The Brent v. WTI spread has blasted out again on US production, Iran, etc....
It's hot money that moves this spread around (my opinion).
The fundamental story is wonderful, but the WTI has a lower sulfur content which makes it easier to refine than Brent and generally more valuable, but the market right now disagrees and that's all that matters.
Picking the tick on the futures spread is dangerous business and not for the faint of heart. If you're right and negotiations with Iran make some progress.....WTI should outperform Brent at some point before long.
That's one approach.
Alternatively, I could consider options strategies that look for the spread to narrow over the next 3 months. I'm looking at March options in Brent and WTI that expire in the middle of February. WTI options expire on Feb 14th Brent options expire on Feb 10th Consider:
- BUYING the WTI 105 call around 48 cents verses.....

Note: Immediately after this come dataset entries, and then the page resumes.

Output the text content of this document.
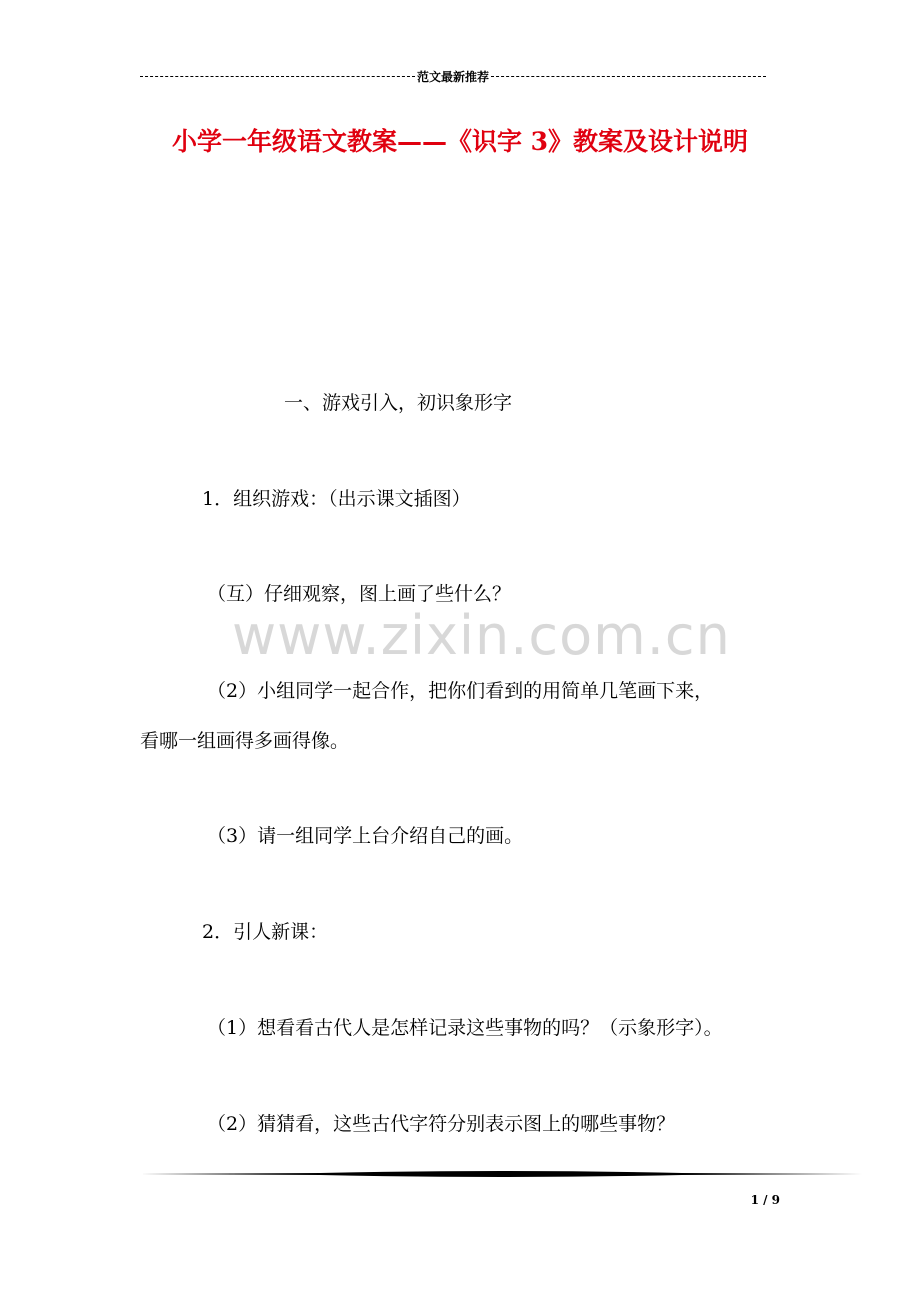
范文最新推荐
小学一年级语文教案——《识字 3》教案及设计说明
一、游戏引入，初识象形字
1．组织游戏：（出示课文插图）
（互）仔细观察，图上画了些什么？
（2）小组同学一起合作，把你们看到的用简单几笔画下来，
看哪一组画得多画得像。
（3）请一组同学上台介绍自己的画。
2．引人新课：
（1）想看看古代人是怎样记录这些事物的吗？（示象形字）。
（2）猜猜看，这些古代字符分别表示图上的哪些事物？
www.zixin.com.cn
1 / 9
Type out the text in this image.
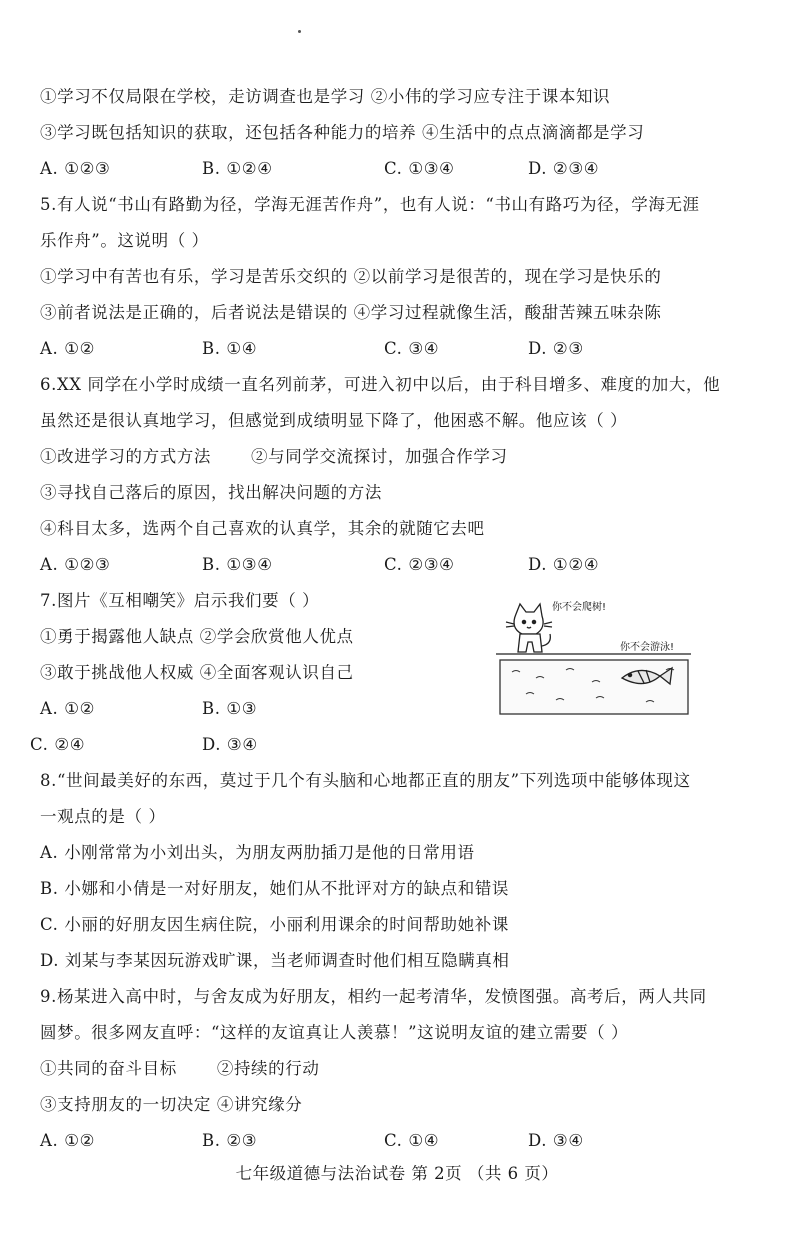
①学习不仅局限在学校，走访调查也是学习 ②小伟的学习应专注于课本知识
③学习既包括知识的获取，还包括各种能力的培养 ④生活中的点点滴滴都是学习
A. ①②③	B. ①②④	C. ①③④	D. ②③④
5.有人说“书山有路勤为径，学海无涯苦作舟”，也有人说：“书山有路巧为径，学海无涯
乐作舟”。这说明（ ）
①学习中有苦也有乐，学习是苦乐交织的 ②以前学习是很苦的，现在学习是快乐的
③前者说法是正确的，后者说法是错误的 ④学习过程就像生活，酸甜苦辣五味杂陈
A. ①②	B. ①④	C. ③④	D. ②③
6.XX 同学在小学时成绩一直名列前茅，可进入初中以后，由于科目增多、难度的加大，他
虽然还是很认真地学习，但感觉到成绩明显下降了，他困惑不解。他应该（ ）
①改进学习的方式方法 　　②与同学交流探讨，加强合作学习
③寻找自己落后的原因，找出解决问题的方法
④科目太多，选两个自己喜欢的认真学，其余的就随它去吧
A. ①②③	B. ①③④	C. ②③④	D. ①②④
7.图片《互相嘲笑》启示我们要（ ）
①勇于揭露他人缺点 ②学会欣赏他人优点
③敢于挑战他人权威 ④全面客观认识自己
A. ①②	B. ①③
C. ②④	D. ③④
你不会爬树!
你不会游泳!
8.“世间最美好的东西，莫过于几个有头脑和心地都正直的朋友”下列选项中能够体现这
一观点的是（ ）
A. 小刚常常为小刘出头，为朋友两肋插刀是他的日常用语
B. 小娜和小倩是一对好朋友，她们从不批评对方的缺点和错误
C. 小丽的好朋友因生病住院，小丽利用课余的时间帮助她补课
D. 刘某与李某因玩游戏旷课，当老师调查时他们相互隐瞒真相
9.杨某进入高中时，与舍友成为好朋友，相约一起考清华，发愤图强。高考后，两人共同
圆梦。很多网友直呼：“这样的友谊真让人羡慕！”这说明友谊的建立需要（ ）
①共同的奋斗目标 　　②持续的行动
③支持朋友的一切决定 ④讲究缘分
A. ①②	B. ②③	C. ①④	D. ③④
七年级道德与法治试卷 第 2页 （共 6 页）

- SELLING the BRENT 122 call for 48 cents (EVEN MONEY on the options).
- You're synthetically short the spread at $17 wide but not as "futures sensitive".
The March Brent v. WTI spread is 14.80 wide as I type.
In Spring of 2011 (Arab Spring = FEAR and inflation) as well as early 2012 (Iran) Brent traded up near $125. (At the same time WTI ~$115).
There is CONSIDERABLE risk in ANY OPTIONS SPREAD. Perhaps Brent v. WTI goes back to $20-$25+ wide. I doubt it, but it's possible.
We can discuss various alternatives if this is of interest. Perhaps it makes sense to wait a couple days, but I believe we're VERY close to a potential pivot. If the front month spread (now at $16.20 wide) gets out to $17.50-$19.00 wide again I would consider short term scalping futures (short Brent. long WTI).
At one point in mid July of this year the spread (front month) literally went RIGHT TO 0.00 (EVEN) and then reversed in perfectly algorithmic insanity.